The dig uncovered 1,382 games under 60 different titles in 2014.
The sale of 800 games in 2014 by the City of Alamogordo and the Tularosa Basin Historical Society raised more than $107,000.
From 2015Last E.T. cartridges up for sale on eBay
The E.T. games sold at that time raised between $800 and $1,535 each through sale on eBay.
Those monies funded projects at Alameda Park Zoo, Alamogordo Public Library, Alamogordo Police Department and projects at the Tularosa Basin Historical Society.
How did Alamogordo become a burial site for Atari games?
In 1983 Atari began the process of dumping 29 truckloads of games and consoles in the old Alamogordo landfill.
Twelve of those truckloads completed their video game paraphernalia dump when rumors began to circulate of people sneaking into the landfill and appropriating Atari game cartridges.
In response to the games’ unlawful extraction from the landfill, the City of Alamogordo ended Atari’s access to the old landfill and passed an ordinance preventing further out-of-town waste from being dumped at the landfill.
The games and consoles were then covered in concrete to prevent pilferage.
From 2015:Film explores Atari’s rise, fall, dumping of ‘ET’ videogame
The landfill closed in 1989, and today the City of Alamogordo is working on project to convert its surface into a solar array.
In 2014, a dig began to find the Atari Tomb and on the second day of the dig, April 25, 2014, the tomb was found.
“Approximately 792,000 games were buried; we were able to recover over 1,300 games along with systems components and remnants of the 2600 console,” Joe Lewandowski of Operational Consultants, a waste collection and environmental consulting service, and Tularosa Basin Historical Society said.

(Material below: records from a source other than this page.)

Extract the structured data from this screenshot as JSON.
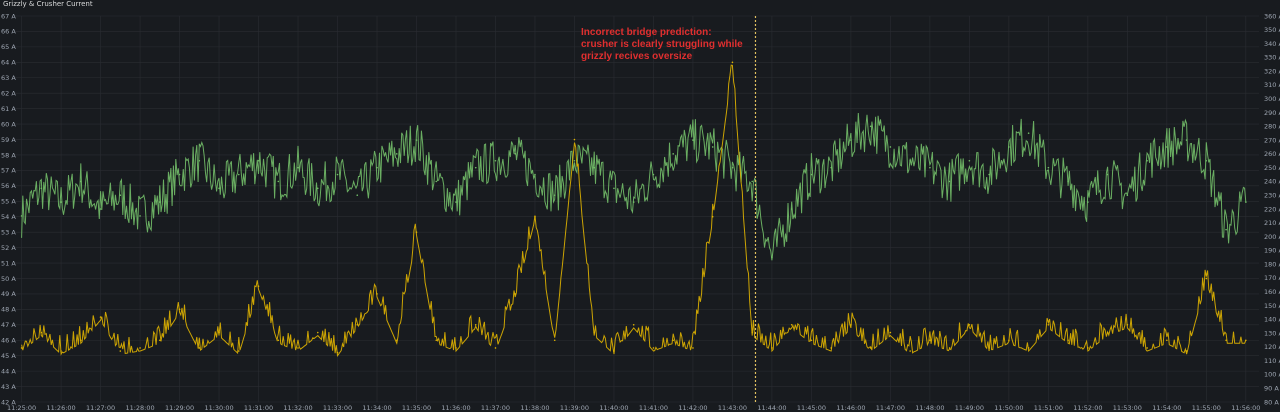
{
  "panel": {
    "title": "Grizzly & Crusher Current"
  },
  "annotation": {
    "lines": [
      "Incorrect bridge prediction:",
      "crusher is clearly struggling while",
      "grizzly recives oversize"
    ],
    "color": "#e02f2f"
  },
  "colors": {
    "background": "#181b1f",
    "grid": "#2a2d32",
    "green_series": "#73bf69",
    "yellow_series": "#e0b400",
    "marker": "#e0c060"
  },
  "chart_data": {
    "type": "line",
    "title": "Grizzly & Crusher Current",
    "xlabel": "",
    "ylabel": "",
    "x_range": [
      "11:24:50",
      "11:56:20"
    ],
    "x_ticks": [
      "11:25:00",
      "11:26:00",
      "11:27:00",
      "11:28:00",
      "11:29:00",
      "11:30:00",
      "11:31:00",
      "11:32:00",
      "11:33:00",
      "11:34:00",
      "11:35:00",
      "11:36:00",
      "11:37:00",
      "11:38:00",
      "11:39:00",
      "11:40:00",
      "11:41:00",
      "11:42:00",
      "11:43:00",
      "11:44:00",
      "11:45:00",
      "11:46:00",
      "11:47:00",
      "11:48:00",
      "11:49:00",
      "11:50:00",
      "11:51:00",
      "11:52:00",
      "11:53:00",
      "11:54:00",
      "11:55:00",
      "11:56:00"
    ],
    "y_left_ticks": [
      "67 A",
      "66 A",
      "65 A",
      "64 A",
      "63 A",
      "62 A",
      "61 A",
      "60 A",
      "59 A",
      "58 A",
      "57 A",
      "56 A",
      "55 A",
      "54 A",
      "53 A",
      "52 A",
      "51 A",
      "50 A",
      "49 A",
      "48 A",
      "47 A",
      "46 A",
      "45 A",
      "44 A",
      "43 A",
      "42 A"
    ],
    "y_left_range": [
      42,
      67
    ],
    "y_right_ticks": [
      "360 A",
      "350 A",
      "340 A",
      "330 A",
      "320 A",
      "310 A",
      "300 A",
      "290 A",
      "280 A",
      "270 A",
      "260 A",
      "250 A",
      "240 A",
      "230 A",
      "220 A",
      "210 A",
      "200 A",
      "190 A",
      "180 A",
      "170 A",
      "160 A",
      "150 A",
      "140 A",
      "130 A",
      "120 A",
      "110 A",
      "100 A",
      "90 A",
      "80 A"
    ],
    "y_right_range": [
      80,
      360
    ],
    "marker_time": "11:43:35",
    "grid": true,
    "series": [
      {
        "axis": "right",
        "unit": "A",
        "color": "#73bf69",
        "x": [
          "11:25:00",
          "11:25:30",
          "11:26:00",
          "11:26:30",
          "11:27:00",
          "11:27:30",
          "11:28:00",
          "11:28:30",
          "11:29:00",
          "11:29:30",
          "11:30:00",
          "11:30:30",
          "11:31:00",
          "11:31:30",
          "11:32:00",
          "11:32:30",
          "11:33:00",
          "11:33:30",
          "11:34:00",
          "11:34:30",
          "11:35:00",
          "11:35:30",
          "11:36:00",
          "11:36:30",
          "11:37:00",
          "11:37:30",
          "11:38:00",
          "11:38:30",
          "11:39:00",
          "11:39:30",
          "11:40:00",
          "11:40:30",
          "11:41:00",
          "11:41:30",
          "11:42:00",
          "11:42:30",
          "11:43:00",
          "11:43:30",
          "11:44:00",
          "11:44:30",
          "11:45:00",
          "11:45:30",
          "11:46:00",
          "11:46:30",
          "11:47:00",
          "11:47:30",
          "11:48:00",
          "11:48:30",
          "11:49:00",
          "11:49:30",
          "11:50:00",
          "11:50:30",
          "11:51:00",
          "11:51:30",
          "11:52:00",
          "11:52:30",
          "11:53:00",
          "11:53:30",
          "11:54:00",
          "11:54:30",
          "11:55:00",
          "11:55:30",
          "11:56:00"
        ],
        "values": [
          215,
          235,
          225,
          240,
          220,
          230,
          215,
          225,
          245,
          255,
          235,
          245,
          255,
          240,
          250,
          235,
          245,
          230,
          250,
          260,
          270,
          240,
          225,
          250,
          255,
          260,
          245,
          230,
          255,
          250,
          235,
          225,
          245,
          260,
          270,
          265,
          250,
          240,
          185,
          220,
          245,
          250,
          270,
          280,
          265,
          255,
          250,
          240,
          255,
          245,
          265,
          275,
          250,
          240,
          225,
          245,
          230,
          255,
          265,
          270,
          255,
          205,
          225
        ]
      },
      {
        "axis": "left",
        "unit": "A",
        "color": "#e0b400",
        "x": [
          "11:25:00",
          "11:25:30",
          "11:26:00",
          "11:26:30",
          "11:27:00",
          "11:27:30",
          "11:28:00",
          "11:28:30",
          "11:29:00",
          "11:29:30",
          "11:30:00",
          "11:30:30",
          "11:31:00",
          "11:31:30",
          "11:32:00",
          "11:32:30",
          "11:33:00",
          "11:33:30",
          "11:34:00",
          "11:34:30",
          "11:35:00",
          "11:35:30",
          "11:36:00",
          "11:36:30",
          "11:37:00",
          "11:37:30",
          "11:38:00",
          "11:38:30",
          "11:39:00",
          "11:39:30",
          "11:40:00",
          "11:40:30",
          "11:41:00",
          "11:41:30",
          "11:42:00",
          "11:42:30",
          "11:43:00",
          "11:43:30",
          "11:44:00",
          "11:44:30",
          "11:45:00",
          "11:45:30",
          "11:46:00",
          "11:46:30",
          "11:47:00",
          "11:47:30",
          "11:48:00",
          "11:48:30",
          "11:49:00",
          "11:49:30",
          "11:50:00",
          "11:50:30",
          "11:51:00",
          "11:51:30",
          "11:52:00",
          "11:52:30",
          "11:53:00",
          "11:53:30",
          "11:54:00",
          "11:54:30",
          "11:55:00",
          "11:55:30",
          "11:56:00"
        ],
        "values": [
          45.5,
          46.5,
          45.3,
          46,
          47.5,
          45.3,
          45.5,
          46,
          48,
          45.5,
          46.5,
          45.3,
          49.5,
          46,
          45.5,
          46.5,
          45.2,
          47,
          49,
          46,
          53,
          46,
          45.5,
          47,
          45.5,
          49,
          54,
          46,
          59,
          46.5,
          45.3,
          47,
          45.5,
          46,
          45.5,
          54,
          64,
          46.5,
          45.5,
          47,
          46,
          45.5,
          47,
          45.5,
          46.5,
          45.3,
          46,
          45.5,
          47,
          45.5,
          46,
          45.5,
          47,
          46,
          45.5,
          46.5,
          47,
          45.5,
          46,
          45.3,
          50,
          46,
          46
        ]
      }
    ]
  }
}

Lewandowski said that Atari disposed of the Atari 2600 game systems because the Atari 5200 game system was about to launch.
“The reason that it appears is that Atari was going broke, loosing over $300 million dollars in the prior quarter,” Lewandowski said. “We were told they were shutting down this operation, three very large warehouses to sell, layoff of 300 employees and getting rid of inventory.”
Some of the first games recovered were Asteroids, Star Raiders and E.T.
Lewandowski worked for three years to figure out where the Atari Tomb was located.
Lewandowski was working at the landfill in 1983 and had a vague recollection of the Atari Tomb’s location. He used newspapers, photos and a couple of Polaroids from a scrapbook made by his wife Debra.
The dig was planned and executed when Lewandowski was contacted by The Discovery Channel which filmed the dig and eventual unearthing of the Atari Tomb. The film was produced by Lightbox and Fuel Entertainment and it was called “Atari: Game Over.”